United club historian Andrew Bennett, in Newmarket Road Roughs, the first volume of his Celery & Coconuts history of Abbey/ Cambridge United, tells how Walker converted an early Abbey penalty.
Girton equalised on the half-hour but Cornwell put his side in front again before half-time. Bennett continues: ‘Inspired by a penalty save by goalkeeper R “Percy” Wilson early in the second half, Cornwell went on to complete his hat-trick, which included a superb score after sprinting half the length of the pitch.
‘Further goals from Langford and Freeman sealed a resounding 6-1 win and a third trophy for skipper Alsop to hold aloft in the space of eight days.’
A third trophy? It was indeed, and Abbey would add another before the season was out.
The Wasps set out on the trophy trail by playing the first of three cup finals in eight days on April 11.
In the Chatteris Engineering Works Cup, Cottenham United had no reply to three early second-half goals and Abbey won 5-0, with Cornwell claiming four.
Two days later, in the Cottenham Nursing Cup final, Watson put Girton ahead early on, but then Stevens crossed for Wilson to score and Alsop struck a majestic 30-yard winner on the half-hour.
Two weeks after the Cambs Challenge Cup win, it was on to the Creake Charity Shield final, against United Cantabs at Milton Road.
A goalless draw was followed by a 1-1 stalemate in the replay, with Alsop notching the Abbey goal. The clubs, understandably not wanting to play a second replay in September, agreed to share the trophy for a year.

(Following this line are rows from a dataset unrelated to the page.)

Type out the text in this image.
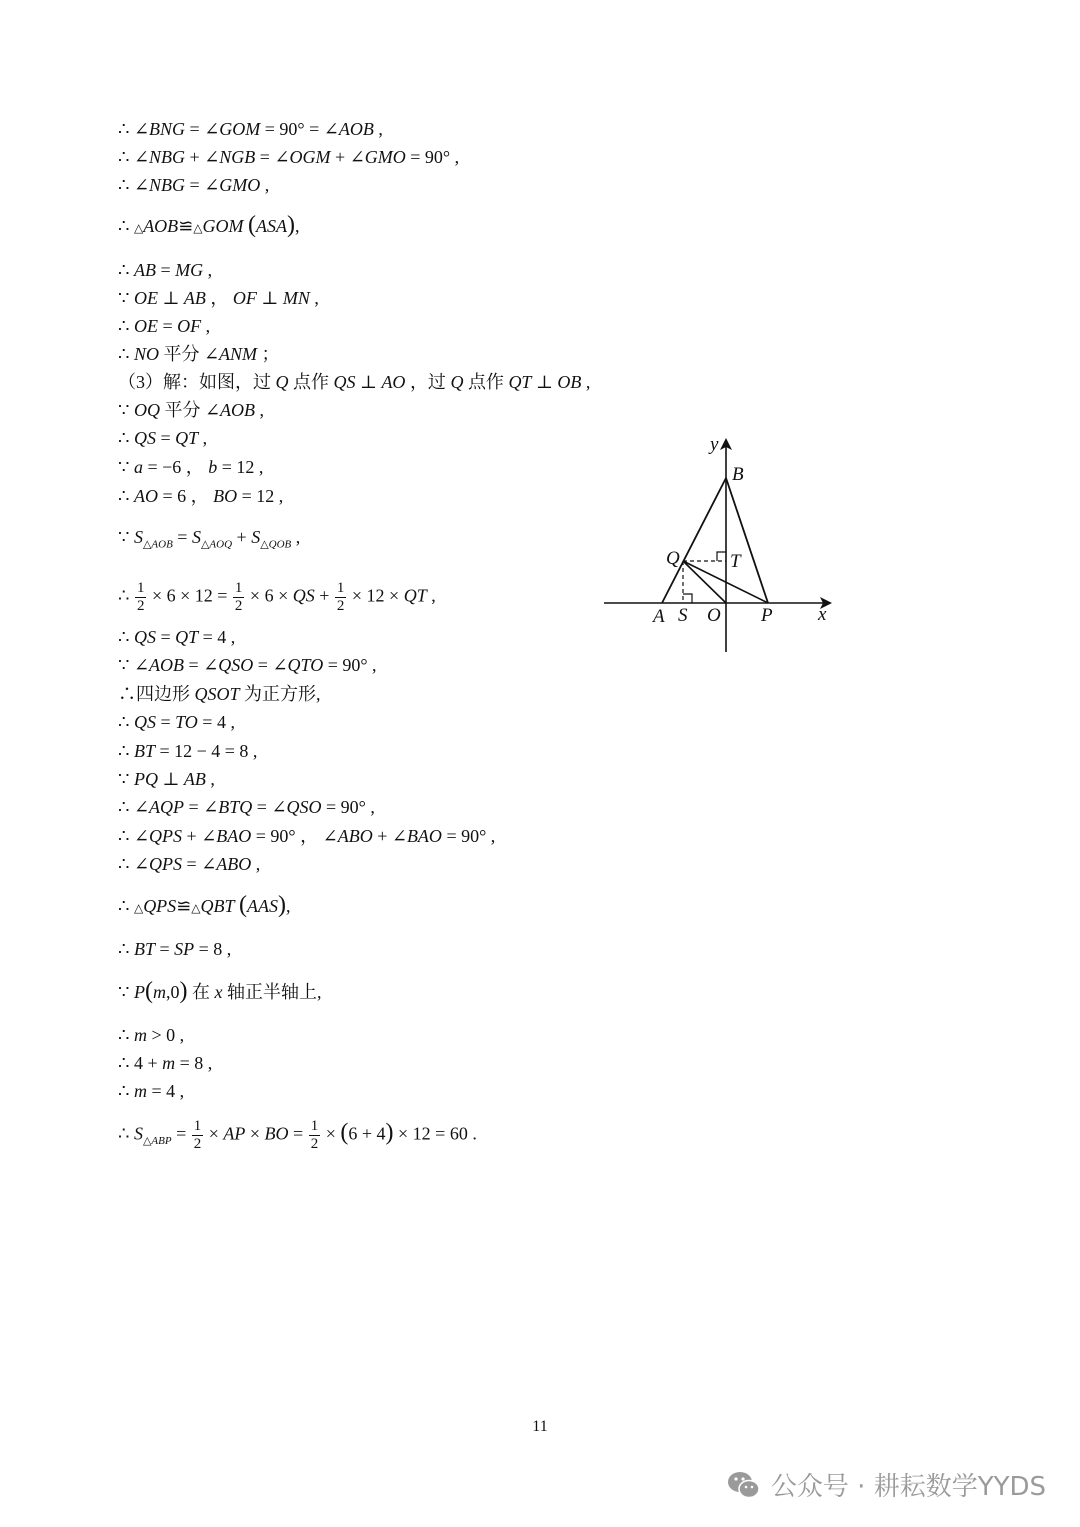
∴ ∠BNG = ∠GOM = 90° = ∠AOB ,
∴ ∠NBG + ∠NGB = ∠OGM + ∠GMO = 90° ,
∴ ∠NBG = ∠GMO ,
∴ △AOB≌△GOM (ASA),
∴ AB = MG ,
∵ OE ⊥ AB ， OF ⊥ MN ,
∴ OE = OF ,
∴ NO 平分 ∠ANM ；
（3）解：如图，过 Q 点作 QS ⊥ AO ，过 Q 点作 QT ⊥ OB ,
∵ OQ 平分 ∠AOB ,
∴ QS = QT ,
∵ a = −6 ， b = 12 ,
∴ AO = 6 ， BO = 12 ,
∵ $S_{\triangle AOB} = S_{\triangle AOQ} + S_{\triangle QOB}$ ,
∴ $\frac{1}{2} \times 6 \times 12 = \frac{1}{2} \times 6$ × QS + $\frac{1}{2} \times 12$ × QT ,
∴ QS = QT = 4 ,
∵ ∠AOB = ∠QSO = ∠QTO = 90° ,
∴四边形 QSOT 为正方形,
∴ QS = TO = 4 ,
∴ BT = 12 − 4 = 8 ,
∵ PQ ⊥ AB ,
∴ ∠AQP = ∠BTQ = ∠QSO = 90° ,
∴ ∠QPS + ∠BAO = 90° ， ∠ABO + ∠BAO = 90° ,
∴ ∠QPS = ∠ABO ,
∴ △QPS≌△QBT (AAS),
∴ BT = SP = 8 ,
∵ P(m,0) 在 x 轴正半轴上,
∴ m > 0 ,
∴ 4 + m = 8 ,
∴ m = 4 ,
∴ $S_{\triangle ABP} = \frac{1}{2}$ × AP × BO = $\frac{1}{2} \times (6 + 4) \times 12 = 60$ .
y
x
B
Q	T
A S O P
11
公众号 · 耕耘数学YYDS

United’s remarkable cup performances had established them as a force in Cambridgeshire football.
In celebratory mood, players and officials, along with guests from the town council and Cambs FA, made their way to the Livingstone Hotel in Petty Cury. During the evening, the three cups Abbey had won outright were filled and passed round, and doubtless many a toast was proposed.
It must have been a jolly evening. Exactly how jolly, and what the trophies were filled with, we may never know. The Livingstone was a temperance hotel.
The name of George Alsop, the man who picked up the four 1924/25 cups on behalf of Abbey United, was seldom absent from match reports of the time.
The Barnwell-born lad had made an impression in 1921/22, and had spent the following two years at Chelsea.
He never made it out of the Pensioners’ reserves, and returned to his local club for its record-breaking season.
A centre half who could switch to centre forward to great effect, Alsop was a mainstay of the United side until the early 1930s. By the time his Wasps career finished, he had scored 62 goals in 160 appearances.
Two of those goals came in his first reappearance in amber and black, a 2-0 away win over St Ives on 13 September 1924.
‘He was then a good shot, but he has not only benefited by his sojourn with the professionals in that direction, but in all-round football ability.’
Alsop’s career was punctuated by periods when he concentrated on Thursday league football, and there were times when he seemed to be on the verge of signing for Cambridge Town.
But he occupies a prominent place in the list of the most influential players United have ever had.